My canister goes as follows:
Bottom tray - course -medium - fine foam
Next tray course foam
Next - noodles
Top tray - course foam and finer foam at the top.
If this was your filter how would you configure it?
Well, same advice really, ditch the noodles - a vampyric invention designed to suck the life blood out of your filter, leaving it forever in a state of "undead."
I guess if you're a purist, the foam can follow the water path and be in the sequence of coarse to fine. If you use Purigen, or other chemical media like activated carbon (which works great by the way) then it should be the final filtration stage just so that it stays relatively clean. I think Fluval sells foam pads with a carbon layer also.

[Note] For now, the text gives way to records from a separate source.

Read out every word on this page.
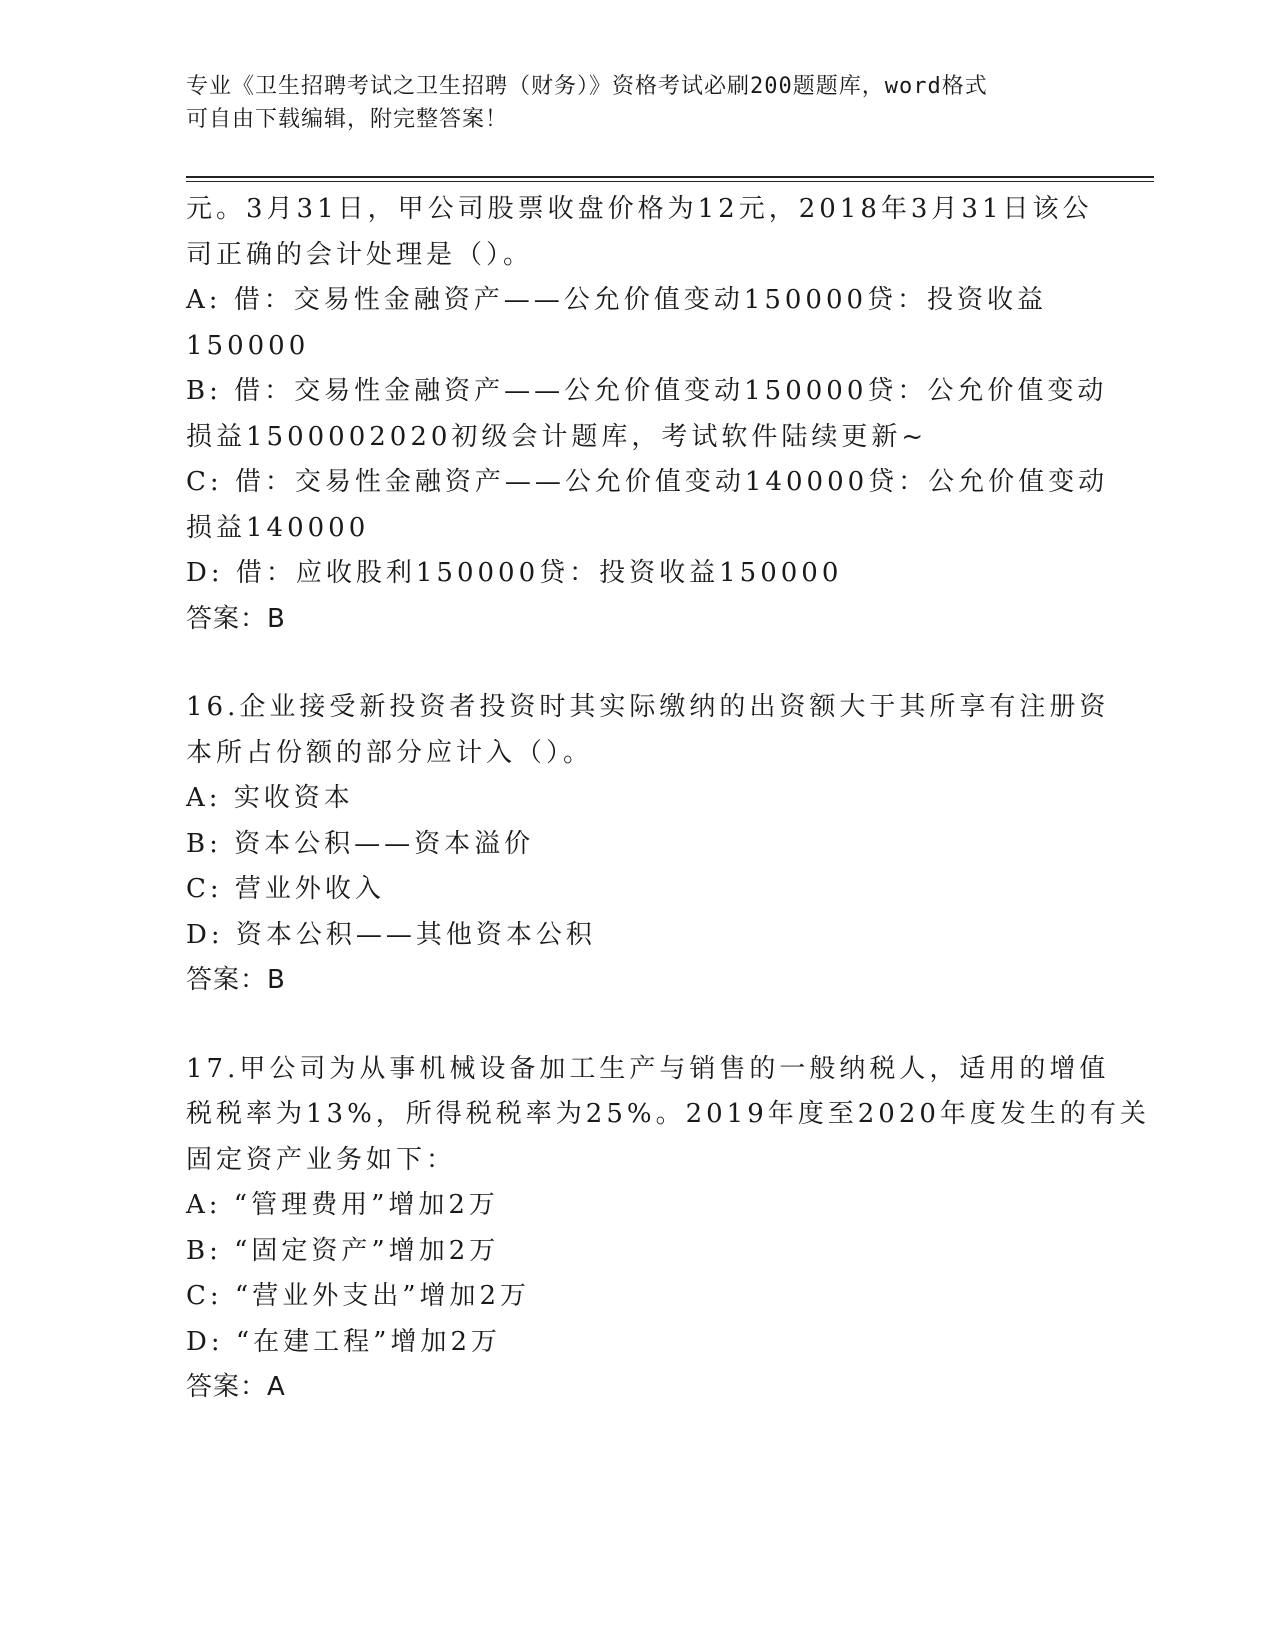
专业《卫生招聘考试之卫生招聘（财务）》资格考试必刷200题题库，word格式
可自由下载编辑，附完整答案！
元。3月31日，甲公司股票收盘价格为12元，2018年3月31日该公
司正确的会计处理是（）。
A: 借：交易性金融资产——公允价值变动150000贷：投资收益
150000
B: 借：交易性金融资产——公允价值变动150000贷：公允价值变动
损益1500002020初级会计题库，考试软件陆续更新~
C: 借：交易性金融资产——公允价值变动140000贷：公允价值变动
损益140000
D: 借：应收股利150000贷：投资收益150000
答案：B
16.企业接受新投资者投资时其实际缴纳的出资额大于其所享有注册资
本所占份额的部分应计入（）。
A: 实收资本
B: 资本公积——资本溢价
C: 营业外收入
D: 资本公积——其他资本公积
答案：B
17.甲公司为从事机械设备加工生产与销售的一般纳税人，适用的增值
税税率为13%，所得税税率为25%。2019年度至2020年度发生的有关
固定资产业务如下：
A: “管理费用”增加2万
B: “固定资产”增加2万
C: “营业外支出”增加2万
D: “在建工程”增加2万
答案：A
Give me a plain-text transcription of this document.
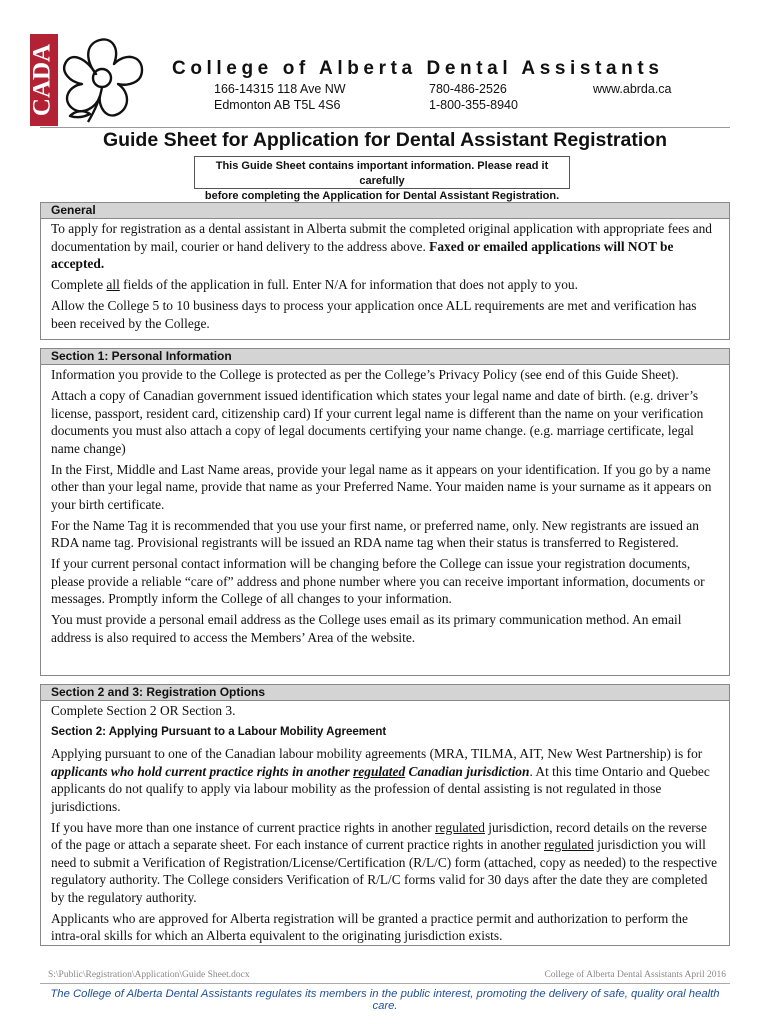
CADA	College of Alberta Dental Assistants
166-14315 118 Ave NW
Edmonton AB T5L 4S6
780-486-2526
1-800-355-8940
www.abrda.ca
Guide Sheet for Application for Dental Assistant Registration
This Guide Sheet contains important information. Please read it carefully
before completing the Application for Dental Assistant Registration.
General

To apply for registration as a dental assistant in Alberta submit the completed original application with appropriate fees and documentation by mail, courier or hand delivery to the address above. Faxed or emailed applications will NOT be accepted.

Complete all fields of the application in full. Enter N/A for information that does not apply to you.

Allow the College 5 to 10 business days to process your application once ALL requirements are met and verification has been received by the College.

Section 1: Personal Information

Information you provide to the College is protected as per the College’s Privacy Policy (see end of this Guide Sheet).

Attach a copy of Canadian government issued identification which states your legal name and date of birth. (e.g. driver’s license, passport, resident card, citizenship card) If your current legal name is different than the name on your verification documents you must also attach a copy of legal documents certifying your name change. (e.g. marriage certificate, legal name change)

In the First, Middle and Last Name areas, provide your legal name as it appears on your identification. If you go by a name other than your legal name, provide that name as your Preferred Name. Your maiden name is your surname as it appears on your birth certificate.

For the Name Tag it is recommended that you use your first name, or preferred name, only. New registrants are issued an RDA name tag. Provisional registrants will be issued an RDA name tag when their status is transferred to Registered.

If your current personal contact information will be changing before the College can issue your registration documents, please provide a reliable “care of” address and phone number where you can receive important information, documents or messages. Promptly inform the College of all changes to your information.

You must provide a personal email address as the College uses email as its primary communication method. An email address is also required to access the Members’ Area of the website.

Section 2 and 3: Registration Options

Complete Section 2 OR Section 3.

Section 2: Applying Pursuant to a Labour Mobility Agreement

Applying pursuant to one of the Canadian labour mobility agreements (MRA, TILMA, AIT, New West Partnership) is for applicants who hold current practice rights in another regulated Canadian jurisdiction. At this time Ontario and Quebec applicants do not qualify to apply via labour mobility as the profession of dental assisting is not regulated in those jurisdictions.

If you have more than one instance of current practice rights in another regulated jurisdiction, record details on the reverse of the page or attach a separate sheet. For each instance of current practice rights in another regulated jurisdiction you will need to submit a Verification of Registration/License/Certification (R/L/C) form (attached, copy as needed) to the respective regulatory authority. The College considers Verification of R/L/C forms valid for 30 days after the date they are completed by the regulatory authority.

Applicants who are approved for Alberta registration will be granted a practice permit and authorization to perform the intra-oral skills for which an Alberta equivalent to the originating jurisdiction exists.

S:\Public\Registration\Application\Guide Sheet.docx	College of Alberta Dental Assistants April 2016
The College of Alberta Dental Assistants regulates its members in the public interest, promoting the delivery of safe, quality oral health care.
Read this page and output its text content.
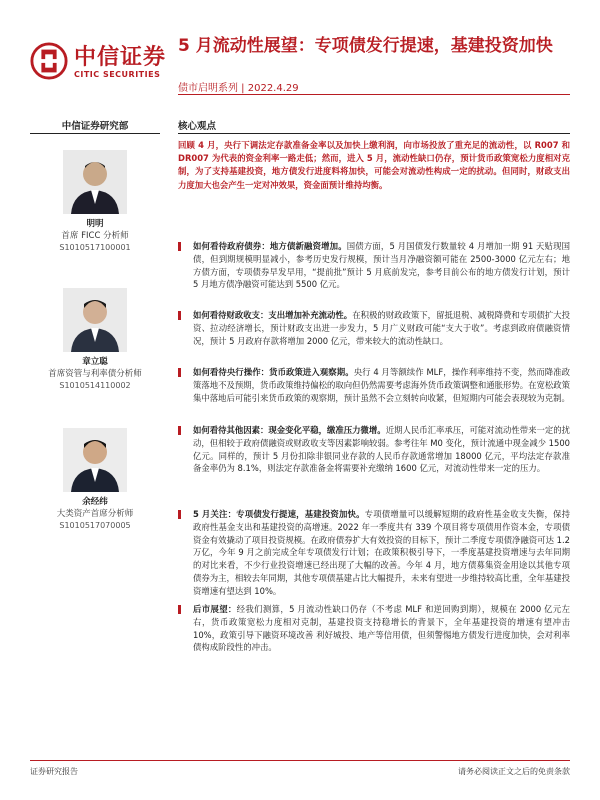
中信证券
CITIC SECURITIES
5 月流动性展望：专项债发行提速，基建投资加快
债市启明系列 | 2022.4.29
中信证券研究部
明明
首席 FICC 分析师
S1010517100001
章立聪
首席资管与利率债分析师
S1010514110002
余经纬
大类资产首席分析师
S1010517070005
核心观点
回顾 4 月，央行下调法定存款准备金率以及加快上缴利润，向市场投放了重充足的流动性，以 R007 和 DR007 为代表的资金利率一路走低；然而，进入 5 月，流动性缺口仍存，预计货币政策宽松力度相对克制，为了支持基建投资，地方债发行进度料将加快，可能会对流动性构成一定的扰动。但同时，财政支出力度加大也会产生一定对冲效果，资金面预计维持均衡。
如何看待政府债券：地方债新融资增加。国债方面，5 月国债发行数量较 4 月增加一期 91 天贴现国债，但到期规模明显减小，参考历史发行规模，预计当月净融资额可能在 2500-3000 亿元左右；地方债方面，专项债券早发早用，“提前批”预计 5 月底前发完，参考目前公布的地方债发行计划，预计 5 月地方债净融资可能达到 5500 亿元。
如何看待财政收支：支出增加补充流动性。在积极的财政政策下，留抵退税、减税降费和专项债扩大投资、拉动经济增长，预计财政支出进一步发力，5 月广义财政可能“支大于收”。考虑到政府债融资情况，预计 5 月政府存款将增加 2000 亿元，带来较大的流动性缺口。
如何看待央行操作：货币政策进入观察期。央行 4 月等额续作 MLF，操作利率维持不变，然而降准政策落地不及预期，货币政策维持偏松的取向但仍然需要考虑海外货币政策调整和通胀形势。在宽松政策集中落地后可能引来货币政策的观察期，预计虽然不会立刻转向收紧，但短期内可能会表现较为克制。
如何看待其他因素：现金变化平稳，缴准压力微增。近期人民币汇率承压，可能对流动性带来一定的扰动，但相较于政府债融资或财政收支等因素影响较弱。参考往年 M0 变化，预计流通中现金减少 1500 亿元。同样的，预计 5 月份扣除非银同业存款的人民币存款通常增加 18000 亿元，平均法定存款准备金率仍为 8.1%，则法定存款准备金将需要补充缴纳 1600 亿元，对流动性带来一定的压力。
5 月关注：专项债发行提速，基建投资加快。专项债增量可以缓解短期的政府性基金收支失衡，保持政府性基金支出和基建投资的高增速。2022 年一季度共有 339 个项目将专项债用作资本金，专项债资金有效撬动了项目投资规模。在政府债券扩大有效投资的目标下，预计二季度专项债净融资可达 1.2 万亿，今年 9 月之前完成全年专项债发行计划；在政策积极引导下，一季度基建投资增速与去年同期的对比来看，不少行业投资增速已经出现了大幅的改善。今年 4 月，地方债募集资金用途以其他专项债券为主，相较去年同期，其他专项债基建占比大幅提升，未来有望进一步维持较高比重，全年基建投资增速有望达到 10%。
后市展望：经我们测算，5 月流动性缺口仍存（不考虑 MLF 和逆回购到期），规模在 2000 亿元左右，货币政策宽松力度相对克制，基建投资支持稳增长的背景下，全年基建投资的增速有望冲击 10%，政策引导下融资环境改善 利好城投、地产等信用债，但须警惕地方债发行进度加快，会对利率债构成阶段性的冲击。
证券研究报告	请务必阅读正文之后的免责条款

I really don't fret too much about filter media and sequencing, it's just not worth the energy. Whatever material you put in the filter will develop a bacterial colony - even if the packaging says something different. So noodles do plenty of biological filtration even though they are marketed as "mechanical filtration".
For our purposes it's all just another illusion of The Matrix. We want to maximize flow throughput, because in a CO2 injected tank flow is King. Everything else is a distant secondary concern. Plants quickly uptake NH3/NH4 as nutrition, so we really don't need all that specialty stuff. The higher the plant mass the more thoroughly the job is done - and they pump Oxygen back into the water and sediment, which supports a more efficient bacterial load, so who cares if someone is selling overpriced special magic media with a gazillion square meters of surface area? That has no advantage whatsoever. A fish only tank is a different story because there is no method of NH3/NH4 removal other than the filter media.
So hobbyists coming from a fish only background worry needlessly about the wrong things. Put lots of plants in the tank and do all the things that foster
their health. They, in turn, will make the tank healthier.
Also in my tank i have a 1 meter spray bar which is nearly the length of the tank, but either end looses out slightly, I have 2 power heads 1 is the nano 1600 and the other is the korila 3200 although I took this out because it seemed much for my tank.. Maybe I was wrong?
I currently have my nano powerhead on the left hand side pointing to the front (opposite side of intake)
Would you move this to the Centre?
Well, if the output of the powerheads are too strong and cause too much commotion then you can do the opposite of what I advised sonicnija to do regarding their placement. Placing them near the tank walls will neutralize their output somewhat. Another alternative with overpowered pumps is to orient the flow scheme from left/right i.e. across the tank because although the distance is longer, the muscle of the pumps will now carry the energy the longer distance. That means the spraybar can be shorter and thus it too will have a more even pressure across it's now shorter length. There are a couple of ways to skin the cat so just try different schemes and placements. Sure, you could just remove the nano and place the 3200 in the center. The only real rules here are that all effluent should work together and point in the same direction, AND always use the pH profile check to validate any new flow/distribution scheme.